The Plausibility of Universal Health Care in the United States
Attorney at Law and Faculty, Bioethics Institute, Loyola Marymount University, CA, USA
- *Corresponding Author:
- Richard Boudreau
Attorney at Law and Faculty, Bioethics Institute
Loyola Marymount University, CA, USA
E-mail: [email protected]
Received date: February 04, 2017; Accepted date: March 23, 2017; Published date: March 24, 2017
Citation: Boudreau R (2017) The Plausibility of Universal Health Care in the United States. J Clin Res Bioeth 8:298. doi: 10.4172/2155-9627.1000298
Copyright: © 2017 Boudreau R. This is an open-access article distributed under the terms of the Creative Commons Attribution License, which permits unrestricted use, distribution, and reproduction in any medium, provided the original author and source are credited.
Though the United States is one of the wealthiest nations in the world, the disparities in income are only surpassed by the inequalities in access to health care. Because of the close tie between the health care crisis and the fiscal health of the country as a whole, proposals have been made to introduce universal health care, to adapt existing systems and to support efforts, including what has been deemed “ObamaCare” to move towards greater accountability in obtaining and maintaining health insurance for the millions of uninsured and underinsured. Though most countries in the developed world perceive health care as a basic human right, the United States has yet to determine a way of creating and funding a single-payer universal health care system that will address the inequalities that exist and provide a better option for preventative medicine, interventive medicine, and long-term care.

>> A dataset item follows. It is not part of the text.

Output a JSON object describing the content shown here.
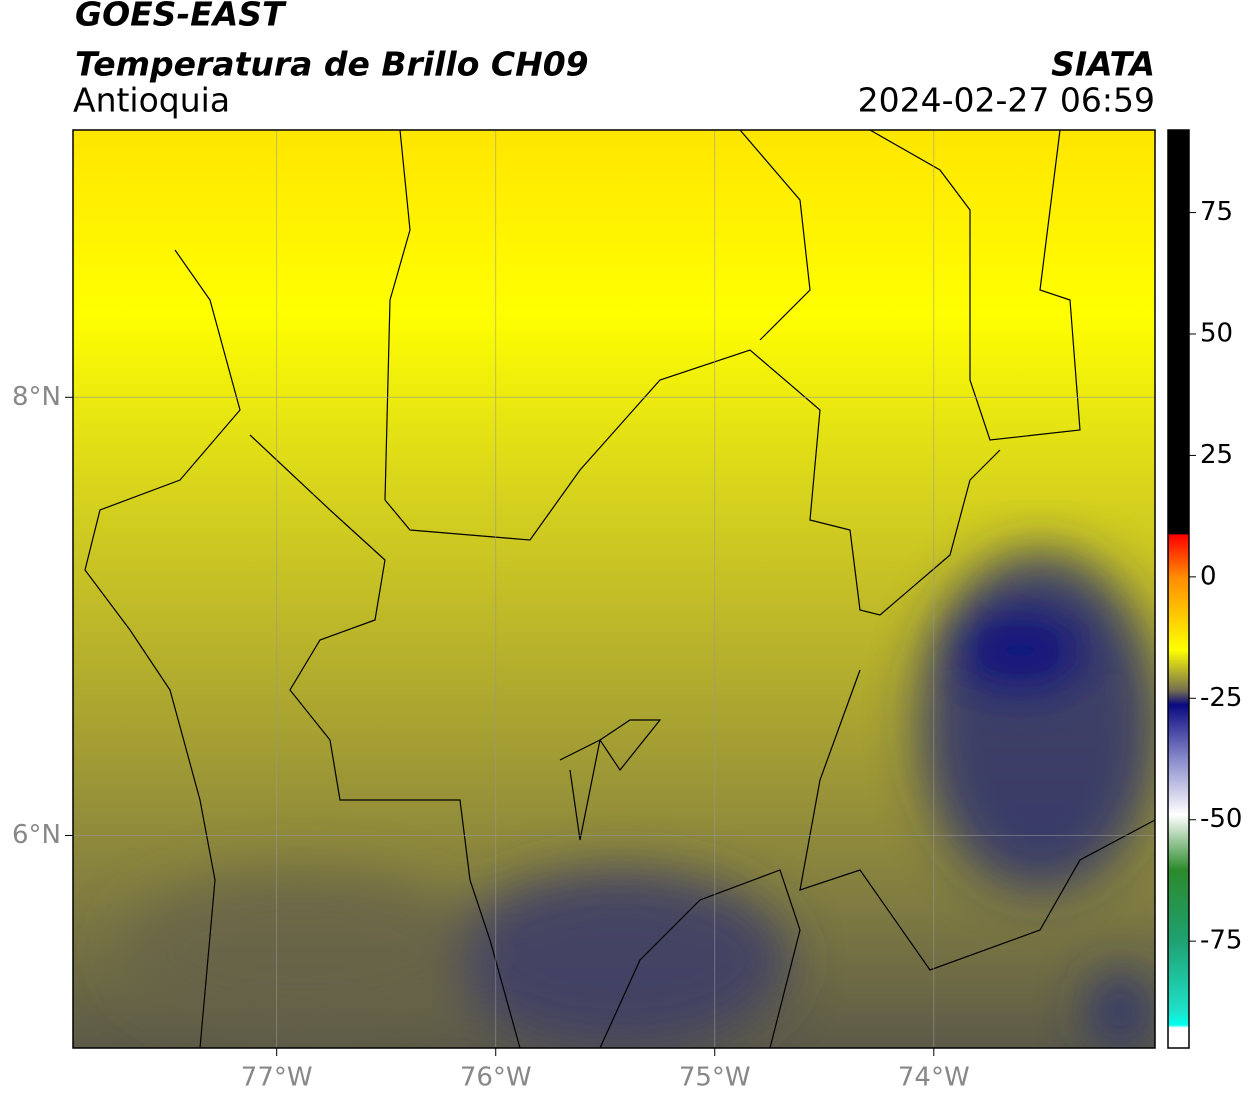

One of the central problems for this country is that our political process is divided ideologically and health care paradigms do not appear to address issues on both sides. While there is support for a national health program that would ensure access to the working poor, fiscal conservatives view this as a system that cannot be afforded and that would expand debt in an uncontrollable manner. In fact, there is a clear division between the patriarchal perspectives of the democrats and the growing Tea Party call for personal responsibility.
The following study considers the issue of health care in this country, including the current level of expenditure, the lack of access, comparable international efforts, and even state proposed changes that have shown some success in the implementation of universal health care. This study will focus on the way in which innovation and governance have struggled to determine workable paradigms for health care reform. The focus on a single-payer or universal health care system has not led to successful legislative change, and so elements of both arguments will be considered when addressing the best methods for improving access to care and affordability. A proposed plan will be introduced that will consider the best options for improving the following: 1. Affordability; 2. Access to care; 3. Long-term viability; 4. State and federal cooperation; 5. Distribution of funding or services. The proposed plan will address these issues and present some plausible approaches.